Switchgrass (Panicum virgatum)
Switchgrass is a native, warm-season perennial grass. Switchgrass grows best on well-drained soils with good moisture supply; however, it will grow on droughty or moderately wet soils and will tolerate occasional flooding. Once established and properly managed, switchgrass is a long-term perennial. In areas like Raleigh, N.C., it can last up to 15 years. But carrying, or stocking, capacity is not as high as that of hybrid bermudagrass. Yields range from 3 to 5 tons per acre. Switchgrass is an erect, bunch-type grass with medium to large stems and short rhizomes. Under grazing, leafy regrowth develops from basal and axillary tillers.
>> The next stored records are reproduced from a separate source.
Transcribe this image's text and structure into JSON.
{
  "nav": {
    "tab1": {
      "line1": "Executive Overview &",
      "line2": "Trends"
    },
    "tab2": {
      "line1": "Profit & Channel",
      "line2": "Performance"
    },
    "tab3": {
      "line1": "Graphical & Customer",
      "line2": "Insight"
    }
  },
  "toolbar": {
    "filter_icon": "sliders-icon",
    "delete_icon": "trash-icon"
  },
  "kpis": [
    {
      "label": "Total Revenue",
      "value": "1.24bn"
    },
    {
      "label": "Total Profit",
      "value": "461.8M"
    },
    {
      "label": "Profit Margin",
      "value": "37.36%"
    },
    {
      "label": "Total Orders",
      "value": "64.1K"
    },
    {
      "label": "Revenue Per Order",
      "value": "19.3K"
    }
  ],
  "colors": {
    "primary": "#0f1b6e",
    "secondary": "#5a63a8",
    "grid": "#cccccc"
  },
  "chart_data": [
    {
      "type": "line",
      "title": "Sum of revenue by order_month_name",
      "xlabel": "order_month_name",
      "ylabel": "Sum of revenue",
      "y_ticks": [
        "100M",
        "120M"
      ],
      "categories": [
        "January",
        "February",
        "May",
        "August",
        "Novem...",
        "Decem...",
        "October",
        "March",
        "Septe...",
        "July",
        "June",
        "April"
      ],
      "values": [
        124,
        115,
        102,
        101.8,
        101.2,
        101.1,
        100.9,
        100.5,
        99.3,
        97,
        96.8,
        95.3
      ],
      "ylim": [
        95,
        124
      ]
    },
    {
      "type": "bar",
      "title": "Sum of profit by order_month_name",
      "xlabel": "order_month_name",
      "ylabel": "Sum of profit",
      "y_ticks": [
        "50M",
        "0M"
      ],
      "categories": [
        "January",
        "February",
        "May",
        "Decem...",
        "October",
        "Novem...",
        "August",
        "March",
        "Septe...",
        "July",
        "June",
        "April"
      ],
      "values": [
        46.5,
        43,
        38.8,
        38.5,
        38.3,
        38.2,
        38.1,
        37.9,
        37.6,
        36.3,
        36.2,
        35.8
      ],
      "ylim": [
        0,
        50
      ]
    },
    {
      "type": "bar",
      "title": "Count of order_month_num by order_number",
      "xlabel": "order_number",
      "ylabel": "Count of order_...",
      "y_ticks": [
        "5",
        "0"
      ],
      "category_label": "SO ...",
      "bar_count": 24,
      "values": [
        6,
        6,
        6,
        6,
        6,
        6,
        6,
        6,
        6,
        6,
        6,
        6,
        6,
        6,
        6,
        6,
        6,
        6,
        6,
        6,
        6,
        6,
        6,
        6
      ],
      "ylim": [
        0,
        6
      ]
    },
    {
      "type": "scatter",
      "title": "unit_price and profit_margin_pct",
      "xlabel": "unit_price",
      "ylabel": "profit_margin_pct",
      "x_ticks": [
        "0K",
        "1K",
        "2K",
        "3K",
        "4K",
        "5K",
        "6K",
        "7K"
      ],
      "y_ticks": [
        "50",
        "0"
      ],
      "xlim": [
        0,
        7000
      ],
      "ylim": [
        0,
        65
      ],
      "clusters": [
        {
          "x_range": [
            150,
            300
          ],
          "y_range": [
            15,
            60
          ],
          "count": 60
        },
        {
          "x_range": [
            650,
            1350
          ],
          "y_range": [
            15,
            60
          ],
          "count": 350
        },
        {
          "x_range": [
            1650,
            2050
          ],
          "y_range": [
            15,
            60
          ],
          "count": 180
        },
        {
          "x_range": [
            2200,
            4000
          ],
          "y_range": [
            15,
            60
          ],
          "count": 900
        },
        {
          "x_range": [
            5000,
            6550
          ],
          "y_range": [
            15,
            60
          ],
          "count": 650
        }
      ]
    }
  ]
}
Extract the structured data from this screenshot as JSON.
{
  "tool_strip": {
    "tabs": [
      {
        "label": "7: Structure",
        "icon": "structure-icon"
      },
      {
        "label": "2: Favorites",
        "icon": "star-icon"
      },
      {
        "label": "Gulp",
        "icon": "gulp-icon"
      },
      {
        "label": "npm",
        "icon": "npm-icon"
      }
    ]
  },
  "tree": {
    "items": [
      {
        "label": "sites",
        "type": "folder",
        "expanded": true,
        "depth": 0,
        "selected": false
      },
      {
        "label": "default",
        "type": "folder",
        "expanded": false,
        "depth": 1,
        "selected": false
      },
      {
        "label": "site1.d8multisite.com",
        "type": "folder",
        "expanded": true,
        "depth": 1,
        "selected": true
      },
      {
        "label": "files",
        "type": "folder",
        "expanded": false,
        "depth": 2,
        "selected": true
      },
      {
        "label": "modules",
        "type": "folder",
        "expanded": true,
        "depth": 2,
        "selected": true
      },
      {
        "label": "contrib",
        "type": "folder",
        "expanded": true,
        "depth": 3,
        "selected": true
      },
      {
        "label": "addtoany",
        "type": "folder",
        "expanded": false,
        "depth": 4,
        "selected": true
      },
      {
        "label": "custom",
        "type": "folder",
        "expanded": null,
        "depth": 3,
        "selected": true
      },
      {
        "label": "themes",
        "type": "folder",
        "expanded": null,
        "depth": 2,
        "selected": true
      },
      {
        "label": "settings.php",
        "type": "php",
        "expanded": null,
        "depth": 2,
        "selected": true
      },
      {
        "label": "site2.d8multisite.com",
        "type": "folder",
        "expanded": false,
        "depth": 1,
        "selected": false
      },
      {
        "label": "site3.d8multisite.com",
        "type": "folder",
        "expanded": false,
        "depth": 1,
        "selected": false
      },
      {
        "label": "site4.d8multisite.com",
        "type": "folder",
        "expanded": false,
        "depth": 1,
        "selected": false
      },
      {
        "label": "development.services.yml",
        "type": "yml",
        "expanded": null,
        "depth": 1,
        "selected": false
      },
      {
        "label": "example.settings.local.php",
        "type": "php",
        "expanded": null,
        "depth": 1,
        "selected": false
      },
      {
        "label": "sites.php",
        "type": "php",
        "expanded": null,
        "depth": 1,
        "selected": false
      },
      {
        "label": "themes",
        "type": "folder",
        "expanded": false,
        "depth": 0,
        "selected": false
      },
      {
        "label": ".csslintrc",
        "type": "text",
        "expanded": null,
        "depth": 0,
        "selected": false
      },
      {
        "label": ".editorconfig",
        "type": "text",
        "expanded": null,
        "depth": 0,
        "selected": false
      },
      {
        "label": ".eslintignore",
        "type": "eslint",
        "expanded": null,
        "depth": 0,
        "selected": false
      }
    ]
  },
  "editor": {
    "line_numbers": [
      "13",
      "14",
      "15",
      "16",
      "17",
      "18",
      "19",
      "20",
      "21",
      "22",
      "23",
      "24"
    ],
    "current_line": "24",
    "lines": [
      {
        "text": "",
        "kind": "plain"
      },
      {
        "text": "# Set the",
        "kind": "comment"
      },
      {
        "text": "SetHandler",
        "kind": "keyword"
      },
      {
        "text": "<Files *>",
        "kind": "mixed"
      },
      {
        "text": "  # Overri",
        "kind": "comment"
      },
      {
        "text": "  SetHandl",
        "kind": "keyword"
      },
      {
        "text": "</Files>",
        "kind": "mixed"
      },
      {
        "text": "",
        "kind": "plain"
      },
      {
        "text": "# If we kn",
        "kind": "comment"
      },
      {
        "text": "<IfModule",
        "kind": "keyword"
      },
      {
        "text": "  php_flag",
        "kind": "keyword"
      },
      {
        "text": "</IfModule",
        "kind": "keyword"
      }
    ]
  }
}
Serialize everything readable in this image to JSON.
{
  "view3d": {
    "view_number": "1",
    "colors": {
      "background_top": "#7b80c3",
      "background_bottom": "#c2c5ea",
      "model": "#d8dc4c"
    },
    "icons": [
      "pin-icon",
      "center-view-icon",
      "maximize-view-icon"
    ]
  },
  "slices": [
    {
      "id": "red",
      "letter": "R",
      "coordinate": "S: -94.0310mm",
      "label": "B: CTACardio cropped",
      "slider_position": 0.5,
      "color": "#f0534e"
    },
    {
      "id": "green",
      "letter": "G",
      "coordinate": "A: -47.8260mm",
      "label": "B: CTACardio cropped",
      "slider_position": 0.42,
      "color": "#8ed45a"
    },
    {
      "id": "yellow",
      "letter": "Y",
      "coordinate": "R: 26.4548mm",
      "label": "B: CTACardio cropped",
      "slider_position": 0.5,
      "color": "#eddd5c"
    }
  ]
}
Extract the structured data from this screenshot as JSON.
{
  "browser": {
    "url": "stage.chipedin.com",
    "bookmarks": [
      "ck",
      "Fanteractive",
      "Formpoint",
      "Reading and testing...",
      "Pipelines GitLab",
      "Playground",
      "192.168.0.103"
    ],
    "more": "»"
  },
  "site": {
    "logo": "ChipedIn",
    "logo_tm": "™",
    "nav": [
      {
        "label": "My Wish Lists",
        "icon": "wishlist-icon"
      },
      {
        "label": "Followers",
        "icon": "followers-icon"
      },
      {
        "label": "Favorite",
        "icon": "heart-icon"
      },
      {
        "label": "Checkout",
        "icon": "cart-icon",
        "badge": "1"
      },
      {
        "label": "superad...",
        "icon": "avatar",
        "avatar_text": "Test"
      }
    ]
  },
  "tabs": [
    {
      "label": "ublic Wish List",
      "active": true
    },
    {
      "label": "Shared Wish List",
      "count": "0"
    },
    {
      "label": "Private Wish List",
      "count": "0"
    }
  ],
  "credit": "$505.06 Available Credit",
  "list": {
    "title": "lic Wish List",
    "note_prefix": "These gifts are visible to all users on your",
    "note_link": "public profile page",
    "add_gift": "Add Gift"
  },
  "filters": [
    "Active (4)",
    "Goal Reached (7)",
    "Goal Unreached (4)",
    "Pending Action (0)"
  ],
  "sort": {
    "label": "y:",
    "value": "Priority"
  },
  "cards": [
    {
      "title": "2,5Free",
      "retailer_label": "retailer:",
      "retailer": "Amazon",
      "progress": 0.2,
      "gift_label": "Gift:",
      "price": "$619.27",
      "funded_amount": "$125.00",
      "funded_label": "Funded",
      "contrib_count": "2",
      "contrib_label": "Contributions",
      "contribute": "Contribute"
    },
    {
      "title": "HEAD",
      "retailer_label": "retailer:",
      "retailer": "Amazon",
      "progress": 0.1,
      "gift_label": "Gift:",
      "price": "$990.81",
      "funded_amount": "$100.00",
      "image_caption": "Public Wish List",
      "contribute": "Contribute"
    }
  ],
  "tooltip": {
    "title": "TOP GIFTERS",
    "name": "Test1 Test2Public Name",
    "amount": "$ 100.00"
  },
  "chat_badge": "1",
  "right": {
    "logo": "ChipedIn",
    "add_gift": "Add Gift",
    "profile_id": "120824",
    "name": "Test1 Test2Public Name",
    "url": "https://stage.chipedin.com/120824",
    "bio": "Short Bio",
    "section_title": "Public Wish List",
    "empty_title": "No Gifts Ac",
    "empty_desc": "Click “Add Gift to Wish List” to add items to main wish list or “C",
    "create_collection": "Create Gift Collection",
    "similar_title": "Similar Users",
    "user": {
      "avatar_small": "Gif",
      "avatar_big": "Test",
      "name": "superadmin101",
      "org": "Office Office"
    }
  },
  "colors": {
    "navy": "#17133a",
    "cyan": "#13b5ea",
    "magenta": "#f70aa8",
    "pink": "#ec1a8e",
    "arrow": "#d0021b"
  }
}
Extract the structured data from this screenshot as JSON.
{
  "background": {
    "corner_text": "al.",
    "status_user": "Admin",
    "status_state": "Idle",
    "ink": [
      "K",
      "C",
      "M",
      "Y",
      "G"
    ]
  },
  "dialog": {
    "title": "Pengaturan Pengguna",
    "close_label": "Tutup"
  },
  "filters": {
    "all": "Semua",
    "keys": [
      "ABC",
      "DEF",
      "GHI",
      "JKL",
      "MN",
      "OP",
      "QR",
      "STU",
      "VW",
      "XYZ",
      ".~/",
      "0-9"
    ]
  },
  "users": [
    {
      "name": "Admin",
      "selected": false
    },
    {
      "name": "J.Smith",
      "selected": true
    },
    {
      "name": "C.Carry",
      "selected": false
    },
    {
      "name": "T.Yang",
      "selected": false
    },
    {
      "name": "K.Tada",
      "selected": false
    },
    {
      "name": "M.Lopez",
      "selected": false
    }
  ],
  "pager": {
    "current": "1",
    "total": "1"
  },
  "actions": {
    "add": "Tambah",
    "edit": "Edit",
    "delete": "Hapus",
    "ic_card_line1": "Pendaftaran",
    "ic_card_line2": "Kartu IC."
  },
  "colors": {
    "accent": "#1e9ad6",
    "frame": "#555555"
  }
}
Plants are ready for grazing several weeks earlier than Coastal bermuda. Peak production months are May to July. Cultivars vary widely in heading dates, ranging from June to early August. This plant has weak seedling vigor. When continuously grazed to a 6-inch stubble, switchgrass is a very high-quality grass — 70-percent to 78-percent digestible and 10-percent to 15-percent crude protein. It is very palatable and intake is high. Switchgrass is not recommended for young, growing stock because crude protein is usually not high enough for adequate growth. In addition, severe cases of photosensitization have been observed under wet and humid conditions with litter from previous hay crop on the ground.
Luginbuhl, J-M. 2006. Pastures for Meat Goats. In: Meat Goat Production Handbook, ed. T.A. Gipson, R.C. Merkel, K. Williams, and T. Sahlu, Langston University, ISBN 1-880667-04-5.